Bn_am about 10 years

No, we did not move any of the drives. Do you think that a failed battery can give to the controller the signal of an "invalid drive movement"?
Bn_am about 10 years

We are thinking that some of the disk that now are OK were failed, then they went OK, and therefore the controller reports that we have moved something. Do you think this is possible?
ewwhite about 10 years

@Bn_am If you allowed the server to reboot and bypassed the RAID controller prompts at boot that asked about the array, then yes, you may have lost your data. In either case, rebooting the enclosure with two failed drives in a RAID5 array was a dangerous and bad action.

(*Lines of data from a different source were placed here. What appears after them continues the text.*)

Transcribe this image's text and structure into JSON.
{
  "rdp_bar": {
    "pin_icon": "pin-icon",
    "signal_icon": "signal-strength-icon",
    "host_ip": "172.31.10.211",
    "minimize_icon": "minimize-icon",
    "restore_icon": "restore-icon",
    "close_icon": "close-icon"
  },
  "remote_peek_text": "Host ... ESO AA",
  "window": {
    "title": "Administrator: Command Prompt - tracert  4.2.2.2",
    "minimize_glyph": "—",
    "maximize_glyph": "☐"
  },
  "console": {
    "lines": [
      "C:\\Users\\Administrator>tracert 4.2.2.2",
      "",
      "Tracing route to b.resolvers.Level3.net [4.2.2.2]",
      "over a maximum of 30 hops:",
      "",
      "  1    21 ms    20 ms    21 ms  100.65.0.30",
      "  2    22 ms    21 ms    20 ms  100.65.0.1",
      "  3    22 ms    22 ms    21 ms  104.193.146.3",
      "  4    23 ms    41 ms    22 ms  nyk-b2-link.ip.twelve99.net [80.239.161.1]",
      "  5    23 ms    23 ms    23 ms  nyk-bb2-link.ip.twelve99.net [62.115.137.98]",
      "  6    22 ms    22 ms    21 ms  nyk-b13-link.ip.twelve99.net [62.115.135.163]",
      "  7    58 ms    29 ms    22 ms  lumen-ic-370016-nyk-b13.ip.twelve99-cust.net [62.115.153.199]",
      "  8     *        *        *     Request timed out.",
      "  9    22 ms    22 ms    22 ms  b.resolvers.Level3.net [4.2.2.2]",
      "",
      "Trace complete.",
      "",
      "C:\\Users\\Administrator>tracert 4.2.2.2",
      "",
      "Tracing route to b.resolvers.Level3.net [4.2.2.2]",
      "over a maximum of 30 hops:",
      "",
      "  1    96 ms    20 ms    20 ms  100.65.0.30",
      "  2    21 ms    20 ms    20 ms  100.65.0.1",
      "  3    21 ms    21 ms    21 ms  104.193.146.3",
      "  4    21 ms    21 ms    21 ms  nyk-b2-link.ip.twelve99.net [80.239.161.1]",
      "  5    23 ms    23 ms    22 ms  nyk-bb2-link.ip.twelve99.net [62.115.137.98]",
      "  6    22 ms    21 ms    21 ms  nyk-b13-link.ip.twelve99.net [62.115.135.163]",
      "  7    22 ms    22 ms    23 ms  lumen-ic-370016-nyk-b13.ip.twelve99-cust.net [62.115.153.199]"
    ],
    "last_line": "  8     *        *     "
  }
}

Right now, are all of the drives showing healthy?
Bn_am about 10 years

The situation has changed, and we have now a logical drive disables as your examples. We either select F1 or F2 and we don't know. We you say "You should have corrected the disk failures rather than reboot the enclosure/system" what do you mean?
ewwhite about 10 years

@Bn_am I mean that you should not have rebooted the system because you had failed disks. If you are being presented with the F1 or F2 option, please choose F2.
ewwhite about 10 years

@Bn_am Yes. Choose F2.
Bn_am about 10 years

That seems to work. The data are there. Thank you very much
ewwhite about 10 years

@Bn_am I'm glad you were able to recover your data. You may want to fix the bad battery and update system firmware when you have an opportunity.